Azmy Mehelba (born 26 March 1991) is an Egyptian sport olympic shooter, who began shooting at age 11. Then he was selected to join the Egyptian national men skeet shooting team by the age of 14. Participated in his first international competition at age 15.

Current World ranking number 1, he has been keeping the top of the ranking for long period. He was also ranked World number 1 and World number 2 several times before by the International Shooting Sport Federation (ISSF).
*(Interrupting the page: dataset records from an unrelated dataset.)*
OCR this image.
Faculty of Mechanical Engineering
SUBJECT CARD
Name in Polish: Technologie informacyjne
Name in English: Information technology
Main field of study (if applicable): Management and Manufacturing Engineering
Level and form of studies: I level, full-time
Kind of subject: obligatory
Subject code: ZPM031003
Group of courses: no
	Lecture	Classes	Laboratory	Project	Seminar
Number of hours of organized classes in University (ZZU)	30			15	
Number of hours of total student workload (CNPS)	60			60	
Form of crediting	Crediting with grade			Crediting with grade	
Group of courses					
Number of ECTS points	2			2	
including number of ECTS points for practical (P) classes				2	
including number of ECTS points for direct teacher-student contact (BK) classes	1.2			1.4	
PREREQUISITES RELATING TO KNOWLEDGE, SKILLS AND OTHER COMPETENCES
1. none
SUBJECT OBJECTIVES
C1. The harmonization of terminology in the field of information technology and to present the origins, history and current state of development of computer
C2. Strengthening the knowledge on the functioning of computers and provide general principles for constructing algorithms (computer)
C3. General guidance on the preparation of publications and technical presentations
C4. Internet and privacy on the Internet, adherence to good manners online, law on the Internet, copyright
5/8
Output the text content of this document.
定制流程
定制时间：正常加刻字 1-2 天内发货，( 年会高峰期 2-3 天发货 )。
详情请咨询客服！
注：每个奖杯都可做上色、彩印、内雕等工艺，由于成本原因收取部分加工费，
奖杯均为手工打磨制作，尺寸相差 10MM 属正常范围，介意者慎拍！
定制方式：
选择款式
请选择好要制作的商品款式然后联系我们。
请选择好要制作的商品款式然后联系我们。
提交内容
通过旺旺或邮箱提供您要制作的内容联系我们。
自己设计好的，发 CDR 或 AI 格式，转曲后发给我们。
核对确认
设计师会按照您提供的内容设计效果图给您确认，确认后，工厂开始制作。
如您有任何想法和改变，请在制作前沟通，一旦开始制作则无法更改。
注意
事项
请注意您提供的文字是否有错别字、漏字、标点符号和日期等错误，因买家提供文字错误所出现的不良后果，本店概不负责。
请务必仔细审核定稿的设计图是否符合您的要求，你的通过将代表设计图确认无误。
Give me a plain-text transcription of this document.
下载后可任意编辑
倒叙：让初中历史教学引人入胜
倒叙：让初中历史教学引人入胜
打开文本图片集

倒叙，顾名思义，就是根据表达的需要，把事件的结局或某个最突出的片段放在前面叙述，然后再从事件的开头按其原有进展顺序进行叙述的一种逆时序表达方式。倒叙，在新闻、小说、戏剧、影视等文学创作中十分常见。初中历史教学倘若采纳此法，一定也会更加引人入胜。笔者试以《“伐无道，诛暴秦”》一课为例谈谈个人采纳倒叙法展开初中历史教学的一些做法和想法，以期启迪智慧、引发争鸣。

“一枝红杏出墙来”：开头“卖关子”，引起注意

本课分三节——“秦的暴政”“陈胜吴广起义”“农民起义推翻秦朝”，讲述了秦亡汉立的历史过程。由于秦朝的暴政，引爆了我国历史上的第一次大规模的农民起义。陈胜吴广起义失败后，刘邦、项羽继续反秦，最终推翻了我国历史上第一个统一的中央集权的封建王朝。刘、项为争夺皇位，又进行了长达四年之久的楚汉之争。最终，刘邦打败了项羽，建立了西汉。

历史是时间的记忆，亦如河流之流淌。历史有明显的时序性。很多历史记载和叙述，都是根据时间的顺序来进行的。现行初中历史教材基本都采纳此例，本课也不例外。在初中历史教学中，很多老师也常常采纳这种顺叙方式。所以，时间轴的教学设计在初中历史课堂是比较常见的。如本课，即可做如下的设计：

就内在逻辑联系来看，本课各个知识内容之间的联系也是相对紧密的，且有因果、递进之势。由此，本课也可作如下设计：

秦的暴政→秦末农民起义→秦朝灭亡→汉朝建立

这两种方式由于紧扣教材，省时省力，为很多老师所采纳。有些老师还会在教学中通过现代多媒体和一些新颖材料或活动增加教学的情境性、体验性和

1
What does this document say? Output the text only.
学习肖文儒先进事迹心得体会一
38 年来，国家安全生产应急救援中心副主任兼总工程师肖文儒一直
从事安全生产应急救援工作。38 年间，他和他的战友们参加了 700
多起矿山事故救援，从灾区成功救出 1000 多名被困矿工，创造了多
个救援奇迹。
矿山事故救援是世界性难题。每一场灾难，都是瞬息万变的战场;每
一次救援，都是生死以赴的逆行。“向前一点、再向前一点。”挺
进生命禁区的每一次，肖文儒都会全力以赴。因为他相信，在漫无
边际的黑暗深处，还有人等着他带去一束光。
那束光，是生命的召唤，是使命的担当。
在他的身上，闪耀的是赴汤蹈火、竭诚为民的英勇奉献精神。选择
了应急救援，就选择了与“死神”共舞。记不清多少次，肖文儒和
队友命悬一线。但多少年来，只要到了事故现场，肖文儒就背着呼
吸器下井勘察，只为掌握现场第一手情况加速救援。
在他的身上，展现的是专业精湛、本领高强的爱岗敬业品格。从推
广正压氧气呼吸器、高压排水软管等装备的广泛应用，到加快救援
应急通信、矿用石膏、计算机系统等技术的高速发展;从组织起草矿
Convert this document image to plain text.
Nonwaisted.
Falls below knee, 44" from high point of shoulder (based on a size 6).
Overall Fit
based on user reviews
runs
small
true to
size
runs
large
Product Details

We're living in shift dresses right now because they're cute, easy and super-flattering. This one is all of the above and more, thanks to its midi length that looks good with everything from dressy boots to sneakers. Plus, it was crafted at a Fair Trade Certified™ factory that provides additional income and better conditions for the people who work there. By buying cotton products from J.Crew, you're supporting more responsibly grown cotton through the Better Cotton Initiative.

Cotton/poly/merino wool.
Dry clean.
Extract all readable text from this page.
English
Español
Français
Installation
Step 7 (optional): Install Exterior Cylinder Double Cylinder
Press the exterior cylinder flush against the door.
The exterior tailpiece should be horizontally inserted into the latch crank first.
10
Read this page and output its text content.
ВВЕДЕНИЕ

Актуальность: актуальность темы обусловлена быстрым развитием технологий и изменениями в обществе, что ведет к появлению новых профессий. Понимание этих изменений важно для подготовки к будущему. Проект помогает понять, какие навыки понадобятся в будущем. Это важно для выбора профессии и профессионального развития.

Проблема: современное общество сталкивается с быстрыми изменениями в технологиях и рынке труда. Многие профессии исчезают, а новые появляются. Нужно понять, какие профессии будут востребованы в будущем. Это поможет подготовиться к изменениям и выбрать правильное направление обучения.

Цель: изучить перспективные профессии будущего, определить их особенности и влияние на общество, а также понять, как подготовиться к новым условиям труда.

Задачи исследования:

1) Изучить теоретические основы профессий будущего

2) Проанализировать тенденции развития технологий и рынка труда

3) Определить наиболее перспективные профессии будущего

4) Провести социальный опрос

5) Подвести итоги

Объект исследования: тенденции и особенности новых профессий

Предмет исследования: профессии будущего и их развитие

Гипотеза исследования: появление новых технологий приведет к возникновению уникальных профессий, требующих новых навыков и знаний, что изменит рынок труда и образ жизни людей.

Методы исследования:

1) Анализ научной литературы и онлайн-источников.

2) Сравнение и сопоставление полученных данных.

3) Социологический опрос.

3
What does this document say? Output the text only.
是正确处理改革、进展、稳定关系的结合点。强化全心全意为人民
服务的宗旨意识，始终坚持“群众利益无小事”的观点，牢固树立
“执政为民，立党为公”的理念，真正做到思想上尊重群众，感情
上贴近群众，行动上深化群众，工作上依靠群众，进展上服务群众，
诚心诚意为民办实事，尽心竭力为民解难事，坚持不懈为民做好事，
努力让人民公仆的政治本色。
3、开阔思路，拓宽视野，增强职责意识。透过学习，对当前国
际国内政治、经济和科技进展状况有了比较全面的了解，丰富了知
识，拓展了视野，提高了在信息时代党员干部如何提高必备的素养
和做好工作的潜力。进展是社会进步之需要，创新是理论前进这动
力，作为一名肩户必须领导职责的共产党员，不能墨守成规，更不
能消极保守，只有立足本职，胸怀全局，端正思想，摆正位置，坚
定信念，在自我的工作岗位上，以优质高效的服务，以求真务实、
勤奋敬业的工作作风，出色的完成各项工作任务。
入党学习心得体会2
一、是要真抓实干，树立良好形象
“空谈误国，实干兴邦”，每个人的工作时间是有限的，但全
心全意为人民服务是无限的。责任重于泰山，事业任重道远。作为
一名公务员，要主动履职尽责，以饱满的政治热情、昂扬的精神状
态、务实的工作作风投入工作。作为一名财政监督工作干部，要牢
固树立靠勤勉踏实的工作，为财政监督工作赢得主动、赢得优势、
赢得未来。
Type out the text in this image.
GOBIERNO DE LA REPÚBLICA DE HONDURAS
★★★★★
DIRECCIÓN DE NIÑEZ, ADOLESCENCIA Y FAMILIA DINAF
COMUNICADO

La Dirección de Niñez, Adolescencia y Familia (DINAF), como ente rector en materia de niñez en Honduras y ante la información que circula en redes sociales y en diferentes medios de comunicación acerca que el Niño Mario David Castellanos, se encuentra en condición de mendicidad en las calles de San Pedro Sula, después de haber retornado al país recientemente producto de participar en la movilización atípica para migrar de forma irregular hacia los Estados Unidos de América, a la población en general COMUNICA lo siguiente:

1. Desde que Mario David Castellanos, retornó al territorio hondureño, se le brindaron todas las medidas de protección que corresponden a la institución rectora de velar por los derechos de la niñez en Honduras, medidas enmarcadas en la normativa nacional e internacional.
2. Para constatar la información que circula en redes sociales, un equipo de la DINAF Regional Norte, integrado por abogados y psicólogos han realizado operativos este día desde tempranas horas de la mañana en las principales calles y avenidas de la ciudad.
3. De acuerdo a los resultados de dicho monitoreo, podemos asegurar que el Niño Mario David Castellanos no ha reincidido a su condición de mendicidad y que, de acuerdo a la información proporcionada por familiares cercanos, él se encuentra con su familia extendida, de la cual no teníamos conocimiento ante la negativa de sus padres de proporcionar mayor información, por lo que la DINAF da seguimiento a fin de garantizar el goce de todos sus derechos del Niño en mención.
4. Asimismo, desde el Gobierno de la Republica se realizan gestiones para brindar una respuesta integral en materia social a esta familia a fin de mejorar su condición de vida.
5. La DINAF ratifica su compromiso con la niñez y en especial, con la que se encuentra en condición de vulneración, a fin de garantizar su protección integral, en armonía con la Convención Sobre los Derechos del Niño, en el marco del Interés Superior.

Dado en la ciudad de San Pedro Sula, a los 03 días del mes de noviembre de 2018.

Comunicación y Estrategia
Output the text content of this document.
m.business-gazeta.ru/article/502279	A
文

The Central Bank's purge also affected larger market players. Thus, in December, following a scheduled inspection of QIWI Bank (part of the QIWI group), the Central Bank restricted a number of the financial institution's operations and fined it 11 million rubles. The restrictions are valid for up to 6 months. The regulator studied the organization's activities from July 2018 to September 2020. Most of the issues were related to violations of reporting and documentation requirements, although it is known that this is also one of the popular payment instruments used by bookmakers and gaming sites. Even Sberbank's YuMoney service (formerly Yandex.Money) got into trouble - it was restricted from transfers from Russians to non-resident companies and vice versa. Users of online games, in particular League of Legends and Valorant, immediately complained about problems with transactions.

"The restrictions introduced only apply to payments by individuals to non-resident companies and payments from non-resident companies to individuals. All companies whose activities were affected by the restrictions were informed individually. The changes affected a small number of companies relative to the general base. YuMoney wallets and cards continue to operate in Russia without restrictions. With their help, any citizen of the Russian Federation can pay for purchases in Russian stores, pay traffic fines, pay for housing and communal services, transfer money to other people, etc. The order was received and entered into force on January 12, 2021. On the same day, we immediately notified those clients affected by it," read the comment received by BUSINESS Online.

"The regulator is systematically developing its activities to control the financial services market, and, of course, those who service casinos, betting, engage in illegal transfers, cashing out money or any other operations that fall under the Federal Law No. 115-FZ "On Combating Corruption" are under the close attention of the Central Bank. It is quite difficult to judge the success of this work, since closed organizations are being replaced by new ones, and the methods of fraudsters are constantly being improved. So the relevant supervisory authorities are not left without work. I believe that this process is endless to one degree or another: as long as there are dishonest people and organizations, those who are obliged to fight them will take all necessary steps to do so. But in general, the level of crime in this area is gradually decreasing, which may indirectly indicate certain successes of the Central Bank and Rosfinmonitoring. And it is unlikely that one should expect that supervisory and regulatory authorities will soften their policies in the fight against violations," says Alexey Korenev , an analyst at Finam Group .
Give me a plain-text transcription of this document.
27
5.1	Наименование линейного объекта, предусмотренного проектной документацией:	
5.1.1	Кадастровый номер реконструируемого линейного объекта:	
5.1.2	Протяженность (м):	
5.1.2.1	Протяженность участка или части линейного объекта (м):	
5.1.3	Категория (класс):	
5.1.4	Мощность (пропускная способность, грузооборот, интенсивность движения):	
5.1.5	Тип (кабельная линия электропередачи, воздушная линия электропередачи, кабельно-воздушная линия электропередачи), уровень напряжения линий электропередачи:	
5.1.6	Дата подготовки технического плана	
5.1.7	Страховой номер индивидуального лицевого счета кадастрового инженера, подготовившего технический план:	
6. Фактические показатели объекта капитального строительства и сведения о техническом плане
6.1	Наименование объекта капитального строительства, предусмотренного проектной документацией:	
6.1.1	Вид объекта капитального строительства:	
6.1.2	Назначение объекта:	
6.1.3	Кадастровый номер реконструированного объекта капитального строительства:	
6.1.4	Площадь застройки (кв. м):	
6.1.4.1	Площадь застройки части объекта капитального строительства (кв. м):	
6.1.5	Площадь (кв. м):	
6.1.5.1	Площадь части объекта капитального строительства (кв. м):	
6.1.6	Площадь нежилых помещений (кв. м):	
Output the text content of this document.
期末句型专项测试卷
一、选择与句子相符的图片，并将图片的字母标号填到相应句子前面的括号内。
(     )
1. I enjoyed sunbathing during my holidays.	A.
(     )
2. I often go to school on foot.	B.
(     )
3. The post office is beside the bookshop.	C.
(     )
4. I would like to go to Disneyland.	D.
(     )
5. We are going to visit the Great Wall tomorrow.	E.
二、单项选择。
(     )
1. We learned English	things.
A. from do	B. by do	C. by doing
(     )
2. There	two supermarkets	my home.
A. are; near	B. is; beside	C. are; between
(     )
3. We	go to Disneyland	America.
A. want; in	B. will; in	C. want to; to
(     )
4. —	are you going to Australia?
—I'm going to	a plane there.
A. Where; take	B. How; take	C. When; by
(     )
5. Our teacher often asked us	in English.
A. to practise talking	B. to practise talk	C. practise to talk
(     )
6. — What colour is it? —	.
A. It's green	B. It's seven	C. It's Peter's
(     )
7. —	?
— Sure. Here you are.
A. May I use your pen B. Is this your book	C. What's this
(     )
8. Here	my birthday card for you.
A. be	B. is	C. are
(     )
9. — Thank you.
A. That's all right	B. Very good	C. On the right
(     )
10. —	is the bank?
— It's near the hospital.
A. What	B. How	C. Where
He represented his country in many international competitions and has qualified for four consecutive Olympic Games, the 2012 Summer Olympics in London, the 2016 Summer Olympics in Rio de Janeiro, 2020 Summer Olympics in Tokyo and 2024 Summer Olympics in Paris. He was the first Arab & African athlete in all sports to qualify for Rio 2016 where he finished in 10th place (just one target from the finals) and Paris 2024. 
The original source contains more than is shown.